We reject defendant's contention that the court erred in refusing to suppress the statements that he made in response to questions asked during the intake process at the police station prior to receiving his Miranda warnings. While some of the questions that defendant was asked, such as whether anyone was at his home that evening, were not routine booking questions (see generally People v. Rodney, 85 N.Y.2d 289, 293, 624 N.Y.S.2d 95, 648 N.E.2d 471), “questions asked of the defendant at the time of his [or her] arrest, although prior to the requisite warnings, [are] nevertheless permissible [when] they [are] asked to clarify a volatile situation rather than to elicit evidence of a crime” (People v. Johnson, 59 N.Y.2d 1014, 1016, 466 N.Y.S.2d 957, 453 N.E.2d 1246).

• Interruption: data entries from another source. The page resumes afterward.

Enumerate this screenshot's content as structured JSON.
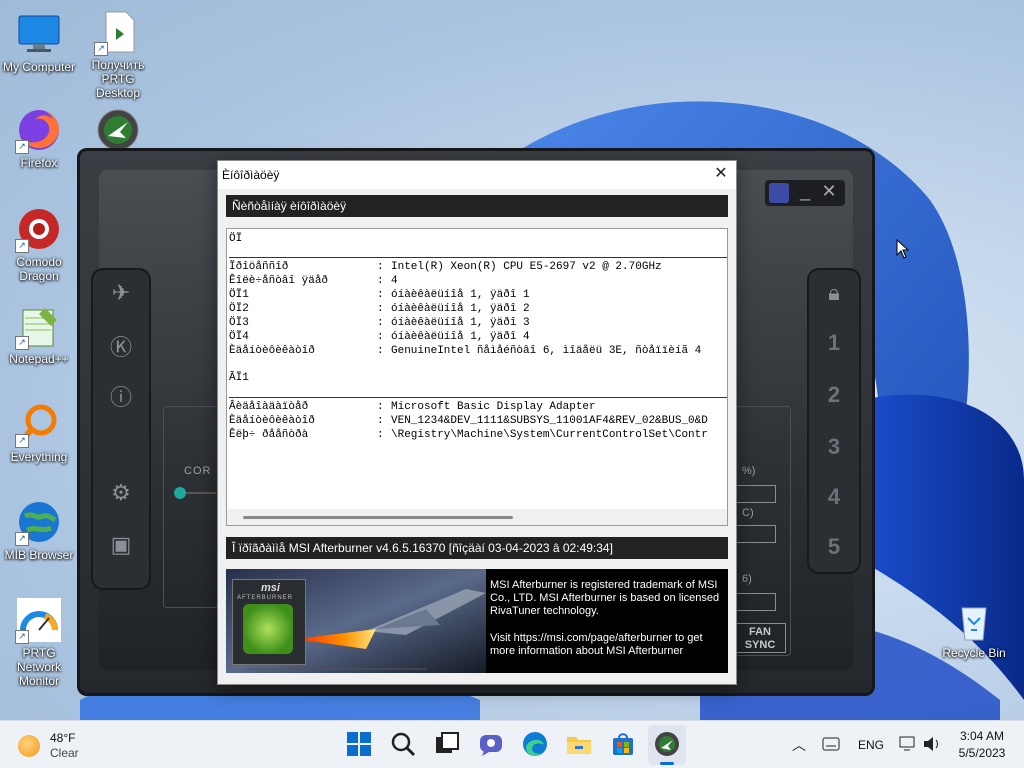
{
  "desktop": {
    "icons": [
      {
        "label": "My Computer"
      },
      {
        "label": "Получить PRTG Desktop"
      },
      {
        "label": "Firefox"
      },
      {
        "label": "Comodo Dragon"
      },
      {
        "label": "Notepad++"
      },
      {
        "label": "Everything"
      },
      {
        "label": "MIB Browser"
      },
      {
        "label": "PRTG Network Monitor"
      },
      {
        "label": "Recycle Bin"
      }
    ]
  },
  "afterburner": {
    "profile_numbers": [
      "1",
      "2",
      "3",
      "4",
      "5"
    ],
    "fan_sync_label": "FAN SYNC",
    "core_label": "COR",
    "pct_label_1": "%)",
    "pct_label_2": "C)",
    "pct_label_3": "6)"
  },
  "dialog": {
    "title": "Èíôîðìàöèÿ",
    "system_header": "Ñèñòåìíàÿ èíôîðìàöèÿ",
    "cpu_section": "ÖÏ",
    "cpu_rows": [
      {
        "key": "Ïðîöåññîð",
        "value": "Intel(R) Xeon(R) CPU E5-2697 v2 @ 2.70GHz"
      },
      {
        "key": "Êîëè÷åñòâî ÿäåð",
        "value": "4"
      },
      {
        "key": "ÖÏ1",
        "value": "óíàèêàëüíîå 1, ÿäðî 1"
      },
      {
        "key": "ÖÏ2",
        "value": "óíàèêàëüíîå 1, ÿäðî 2"
      },
      {
        "key": "ÖÏ3",
        "value": "óíàèêàëüíîå 1, ÿäðî 3"
      },
      {
        "key": "ÖÏ4",
        "value": "óíàèêàëüíîå 1, ÿäðî 4"
      },
      {
        "key": "Èäåíòèôèêàòîð",
        "value": "GenuineIntel ñåìåéñòâî 6, ìîäåëü 3E, ñòåïïèíã 4"
      }
    ],
    "gpu_section": "ÃÏ1",
    "gpu_rows": [
      {
        "key": "Âèäåîàäàïòåð",
        "value": "Microsoft Basic Display Adapter"
      },
      {
        "key": "Èäåíòèôèêàòîð",
        "value": "VEN_1234&DEV_1111&SUBSYS_11001AF4&REV_02&BUS_0&D"
      },
      {
        "key": "Êëþ÷ ðååñòðà",
        "value": "\\Registry\\Machine\\System\\CurrentControlSet\\Contr"
      }
    ],
    "about_header": "Î ïðîãðàììå MSI Afterburner v4.6.5.16370 [ñîçäàí 03-04-2023 â 02:49:34]",
    "banner_text_1": "MSI Afterburner is registered trademark of MSI Co., LTD. MSI Afterburner is based on licensed RivaTuner technology.",
    "banner_text_2": "Visit https://msi.com/page/afterburner to get more information about MSI Afterburner",
    "banner_logo_msi": "msi",
    "banner_logo_name": "AFTERBURNER"
  },
  "taskbar": {
    "weather_temp": "48°F",
    "weather_desc": "Clear",
    "language": "ENG",
    "time": "3:04 AM",
    "date": "5/5/2023"
  }
}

Defendant further contends that he was denied a fair trial because he was unable to assist in his defense in an adequate manner as a result of dissociative amnesia with respect to the events surrounding the stabbings. We reject that contention. The court appropriately compensated for defendant's amnesia by, inter alia, granting expanded pretrial disclosure, and the court conducted the requisite post-trial inquiry to assess whether defendant's amnesia impaired his defense. After conducting that post-trial assessment, the court properly concluded that defendant was competent to stand trial and that he had received a fair trial and effective assistance of counsel (see generally People v. Phillips, 16 N.Y.3d 510, 515, 924 N.Y.S.2d 4, 948 N.E.2d 428 n .2; People v. Francabandera, 33 N.Y.2d 429, 436 n. 4, 354 N.Y.S.2d 609, 310 N.E.2d 292; Wilson v. United States, 391 F.2d 460, 463–464). We have considered defendant's remaining contentions and conclude that they are without merit.

It is hereby ORDERED that the judgment so appealed from is unanimously affirmed.